L'harmonie du couple éclate dès l'été suivant, lors de vacances dans leur domaine secondaire en Belgique. Madame annonce à Monsieur qu'elle réclame le divorce. En réaction, Monsieur fait littéralement sceller la résidence belge par des officiers de justice pendant que Madame y est encore, ce qui la contraint à demeurer à l'intérieur pendant plusieurs heures avec ses enfants.

Pour protéger son patrimoine, Madame obtient le 15 août une saisie avant jugement de biens valant plusieurs millions de dollars à Montréal. Rolls-Royce 1967, Cadillac Escalade, bateaux, boucles d'oreille à 58 000$, montre à 179 000$, panoplie de ceintures Crocodile de quelque 70 000$, collection de sacs à main valant plus de 2 millions, tout y passe.

Madame veut également récupérer ses papiers officiels, dont l'un de ses trois passeports, octroyé par la Fédération Saint-Christophe-et-Niévès, un paradis fiscal des Antilles. À son retour à Montréal, elle doit vivre avec ses enfants au Ritz Carlton, puis à l'hôtel Le St-James, n'ayant plus accès à la demeure familiale.

En quelques semaines, le tribunal rend plusieurs décisions. Il refuse la saisie, désigne un gardien des biens, tranche la garde des enfants, reconnaît la compétence des tribunaux québécois et permet à Madame de vivre au domaine une semaine sur deux, notamment.

Au fil des démarches en cour, on apprend que Monsieur et Madame ont embauché chacun une agence de sécurité pour faire surveiller leurs biens et espionner leur conjoint. La fortune de Monsieur excède les 135 millions, principalement à l'étranger, et celle de Madame atteint 42 millions.

Les enfants se mettent de la partie, déposant des témoignages écrits horribles au sujet de leur père, que ce dernier attribue à l'influence de leur mère.

Le 20 février, coup de théâtre: le garde du corps de Monsieur vire sa veste. Il se rend de son plein gré chez les avocats de Madame pour dénoncer les atrocités de Monsieur, notamment la façon «complètement inappropriée» dont il traite les enfants et les utilise.

Selon son témoignage, Monsieur est déséquilibré et demande la garde des enfants uniquement pour conserver l'usage du domaine. Pour parvenir à ses fins, il enregistre secrètement ses enfants grâce à des dispositifs d'écoute dans des stylos, des porte-clés, des thermostats, des prises de courant, que le garde du corps lui a procurés. Monsieur cherche à se fabriquer «de la fausse preuve de sa prétendue gentillesse envers les enfants».

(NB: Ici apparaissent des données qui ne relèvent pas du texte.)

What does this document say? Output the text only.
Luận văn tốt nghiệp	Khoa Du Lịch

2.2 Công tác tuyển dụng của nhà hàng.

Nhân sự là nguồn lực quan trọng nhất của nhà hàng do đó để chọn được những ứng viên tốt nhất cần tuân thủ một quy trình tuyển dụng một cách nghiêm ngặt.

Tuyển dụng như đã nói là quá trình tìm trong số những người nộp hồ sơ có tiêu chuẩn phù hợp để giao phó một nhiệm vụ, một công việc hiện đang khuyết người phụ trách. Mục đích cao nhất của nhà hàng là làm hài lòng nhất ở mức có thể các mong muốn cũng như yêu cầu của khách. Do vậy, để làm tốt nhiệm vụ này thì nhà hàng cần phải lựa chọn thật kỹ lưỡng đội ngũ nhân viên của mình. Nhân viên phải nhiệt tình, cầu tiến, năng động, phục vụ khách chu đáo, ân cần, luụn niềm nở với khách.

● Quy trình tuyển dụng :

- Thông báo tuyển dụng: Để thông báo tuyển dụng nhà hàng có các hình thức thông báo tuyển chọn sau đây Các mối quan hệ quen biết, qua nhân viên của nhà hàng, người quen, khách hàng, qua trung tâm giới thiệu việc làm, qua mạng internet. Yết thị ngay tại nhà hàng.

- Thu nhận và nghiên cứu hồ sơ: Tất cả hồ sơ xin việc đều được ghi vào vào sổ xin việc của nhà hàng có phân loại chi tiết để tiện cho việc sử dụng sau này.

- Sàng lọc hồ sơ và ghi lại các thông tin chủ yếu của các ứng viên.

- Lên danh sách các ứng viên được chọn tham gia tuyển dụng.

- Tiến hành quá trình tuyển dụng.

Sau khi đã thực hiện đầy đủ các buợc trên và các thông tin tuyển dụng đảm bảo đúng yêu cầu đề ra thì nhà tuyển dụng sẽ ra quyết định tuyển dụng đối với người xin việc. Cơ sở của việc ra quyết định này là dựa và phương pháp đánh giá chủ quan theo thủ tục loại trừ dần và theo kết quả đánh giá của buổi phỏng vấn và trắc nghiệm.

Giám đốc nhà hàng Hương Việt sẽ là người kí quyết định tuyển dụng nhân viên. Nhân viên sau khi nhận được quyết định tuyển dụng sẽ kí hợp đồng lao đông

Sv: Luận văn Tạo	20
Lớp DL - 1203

Ce n'est pas tout. Il met les appartements de Madame sur écoute et fait copier ses factures, son récent testament, des courriels et des documents numériques. L'enregistrement de tierces personnes sans leur consentement, entre autres, est une infraction criminelle.

«Il me demandait d'écouter ces enregistrements, dont ceux entre la mère et ses avocats, dit le garde du corps. Il m'obligeait à les écouter afin de rechercher des propos qui pouvaient le servir dans sa cause.»

Toujours selon le garde du corps, Monsieur est souvent à l'extérieur du pays. Or, des séjours trop prolongés à l'étranger pourraient compromettre l'acquisition du domaine réalisée en 2013.

En effet, puisque la propriété est située en territoire agricole, la transaction est conditionnelle à ce que chacun des deux membres du couple demeure au pays au moins 12 mois durant les 24 premiers mois de résidence. À défaut de se conformer à cette condition, l'acte de vente pourrait être annulé et le domaine, retourné aux anciens propriétaires.

Cette affaire suivra son cours sans qu'il soit possible d'identifier les parties. Elle restera une illustration éloquente du mélange explosif que constituent l'amour et l'argent et des ravages que ce cocktail peut causer sur le bien-être des enfants.